After roughly 30 years keeping Victoria’s passenger railway station dry, the steeply-sloped roof of the iconic brick building is in storage, awaiting one of two possible fates.
Last week, Greater Victoria Harbour Authority demolished the former VIA station, but preserved its roof for future use.
“We thought it was a very iconic structure and we wanted to see it saved in Victoria,” said harbour authority CEO Curtis Grad. “We’re very pleased to be selected by the City of Victoria to take care of this city asset.”
Grad submitted the winning plan in response to a city request for proposals to remove the rail ticket office near the east entrance to the Johnson Street Bridge.
The historic-looking station, actually built in the 1980s, hadn’t been in use since summer 2011. The rail bridge that spanned the harbour was removed earlier this year.
The harbour authority agreed to salvage the roof and remove the construction debris at no cost to the city.
A contractor dismantled the brick structure over several days last week. On Wednesday, a crane removed the roof, which was trucked to Ogden Point overnight to avoid traffic. B.C. Hydro helped out by lifting some power lines along the route.
The roof will be stored at Ogden Point likely until next year, when the harbour authority expects to use it for a new building.
The new facility will be built to be “sympathetic to the look and feel that it had previously,” said Grad.
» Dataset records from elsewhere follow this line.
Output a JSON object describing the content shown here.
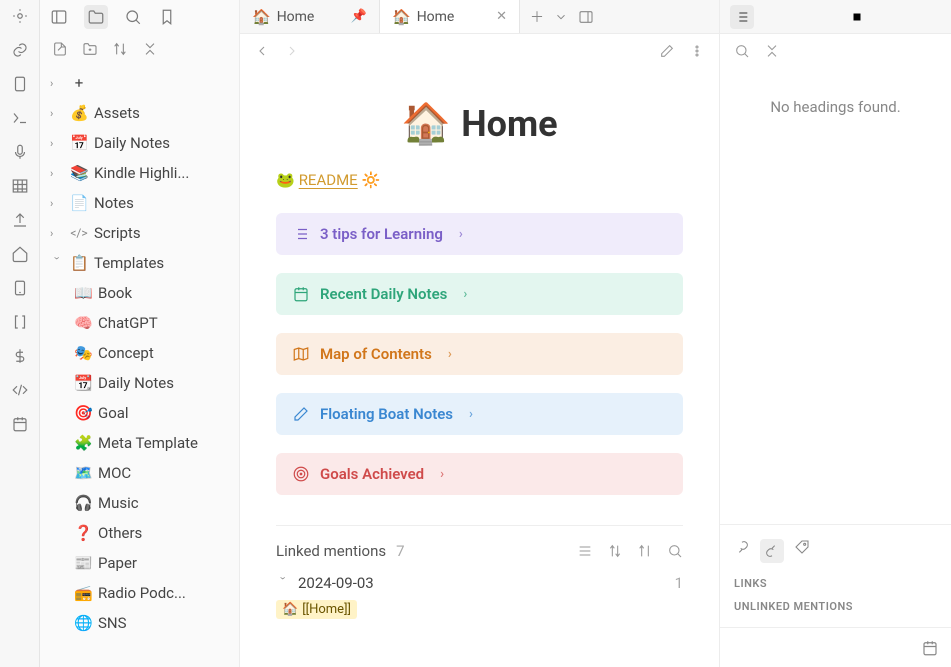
{
  "tabs": [
    {
      "icon": "🏠",
      "label": "Home",
      "pinned": true
    },
    {
      "icon": "🏠",
      "label": "Home",
      "active": true
    }
  ],
  "page": {
    "icon": "🏠",
    "title": "Home"
  },
  "readme": {
    "prefix_emoji": "🐸",
    "link_text": "README",
    "suffix_emoji": "🔆"
  },
  "callouts": [
    {
      "style": "c-purple",
      "icon": "list",
      "label": "3 tips for Learning"
    },
    {
      "style": "c-green",
      "icon": "calendar",
      "label": "Recent Daily Notes"
    },
    {
      "style": "c-orange",
      "icon": "map",
      "label": "Map of Contents"
    },
    {
      "style": "c-blue",
      "icon": "pencil",
      "label": "Floating Boat Notes"
    },
    {
      "style": "c-red",
      "icon": "target",
      "label": "Goals Achieved"
    }
  ],
  "linked": {
    "heading": "Linked mentions",
    "count": "7",
    "date": "2024-09-03",
    "date_count": "1",
    "chip_icon": "🏠",
    "chip_text": "[[Home]]"
  },
  "sidebar": {
    "folders": [
      {
        "icon": "+",
        "label": ""
      },
      {
        "icon": "💰",
        "label": "Assets"
      },
      {
        "icon": "📅",
        "label": "Daily Notes"
      },
      {
        "icon": "📚",
        "label": "Kindle Highli..."
      },
      {
        "icon": "📄",
        "label": "Notes"
      },
      {
        "icon": "</>",
        "label": "Scripts"
      }
    ],
    "templates_label": "Templates",
    "templates_icon": "📋",
    "templates": [
      {
        "icon": "📖",
        "label": "Book"
      },
      {
        "icon": "🧠",
        "label": "ChatGPT"
      },
      {
        "icon": "🎭",
        "label": "Concept"
      },
      {
        "icon": "📆",
        "label": "Daily Notes"
      },
      {
        "icon": "🎯",
        "label": "Goal"
      },
      {
        "icon": "🧩",
        "label": "Meta Template"
      },
      {
        "icon": "🗺️",
        "label": "MOC"
      },
      {
        "icon": "🎧",
        "label": "Music"
      },
      {
        "icon": "❓",
        "label": "Others"
      },
      {
        "icon": "📰",
        "label": "Paper"
      },
      {
        "icon": "📻",
        "label": "Radio Podc..."
      },
      {
        "icon": "🌐",
        "label": "SNS"
      }
    ]
  },
  "rightpanel": {
    "empty_text": "No headings found.",
    "section1": "LINKS",
    "section2": "UNLINKED MENTIONS"
  }
}
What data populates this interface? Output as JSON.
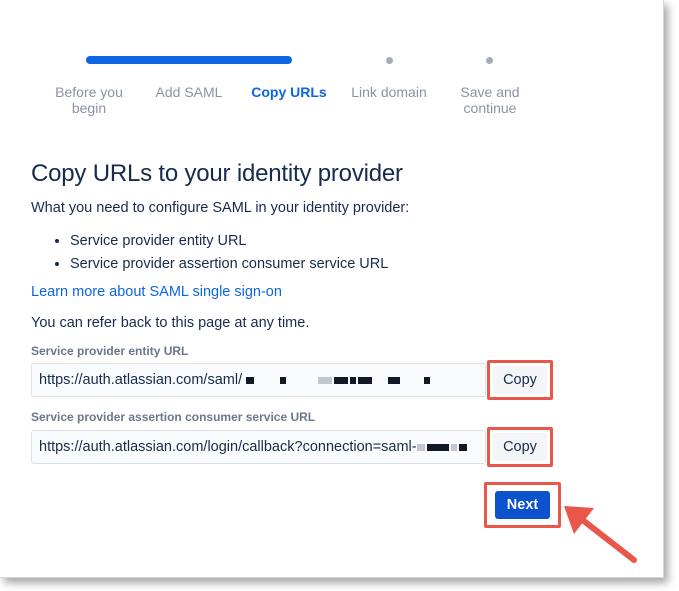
{
  "stepper": {
    "steps": [
      {
        "label": "Before you begin",
        "state": "done"
      },
      {
        "label": "Add SAML",
        "state": "done"
      },
      {
        "label": "Copy URLs",
        "state": "current"
      },
      {
        "label": "Link domain",
        "state": "upcoming"
      },
      {
        "label": "Save and continue",
        "state": "upcoming"
      }
    ]
  },
  "content": {
    "title": "Copy URLs to your identity provider",
    "intro": "What you need to configure SAML in your identity provider:",
    "requirements": [
      "Service provider entity URL",
      "Service provider assertion consumer service URL"
    ],
    "learn_more_link": "Learn more about SAML single sign-on",
    "refer_back": "You can refer back to this page at any time."
  },
  "fields": {
    "entity_url": {
      "label": "Service provider entity URL",
      "value": "https://auth.atlassian.com/saml/",
      "copy_label": "Copy"
    },
    "acs_url": {
      "label": "Service provider assertion consumer service URL",
      "value": "https://auth.atlassian.com/login/callback?connection=saml-",
      "copy_label": "Copy"
    }
  },
  "actions": {
    "next_label": "Next"
  },
  "colors": {
    "accent": "#0c66e4",
    "primary_button": "#0c52cc",
    "annotation": "#e8574a",
    "muted": "#8993a4"
  }
}
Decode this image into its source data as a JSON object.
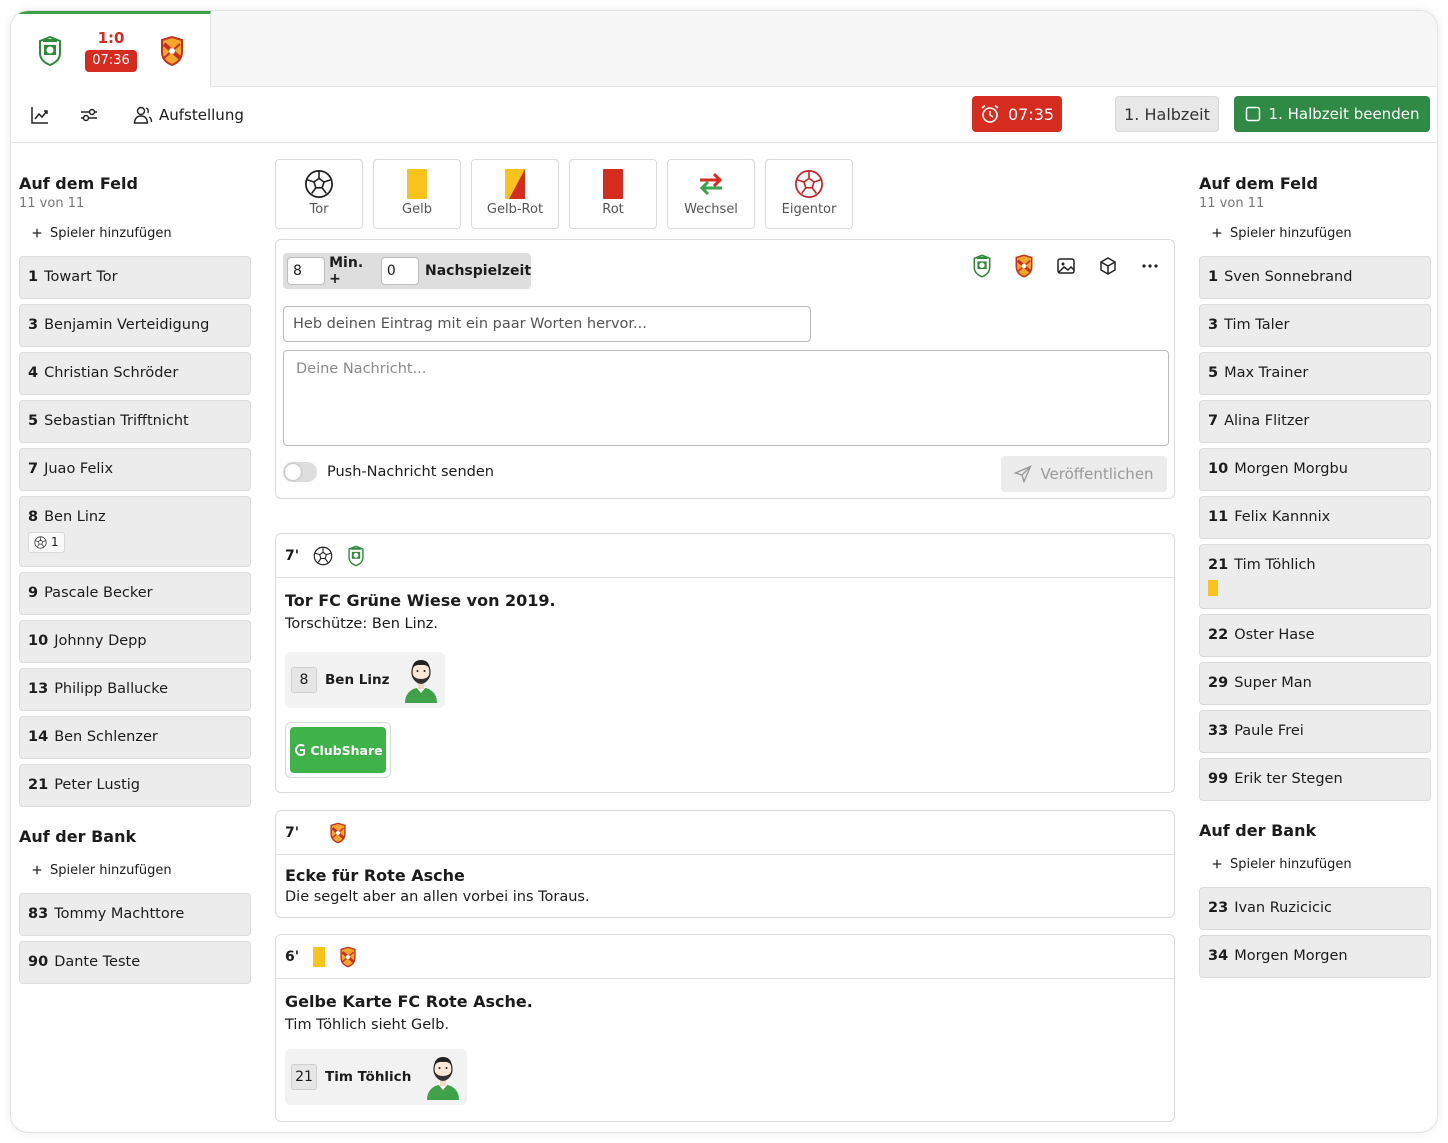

The location and purpose of the new building, however, are still up in the air.
It could be placed by Fisherman’s Wharf and used as a commercial venue.
Curtis’ preferred option, however, would be to build it at Ogden Point. There, it would house cruise passengers waiting to board a tourist boat.
The GVHA plans to build a multi-purpose float at Ogden Point next year. The float will serve as a launching point for a water shuttle to transport cruise passengers downtown, or for sightseeing excursions such as whale watching.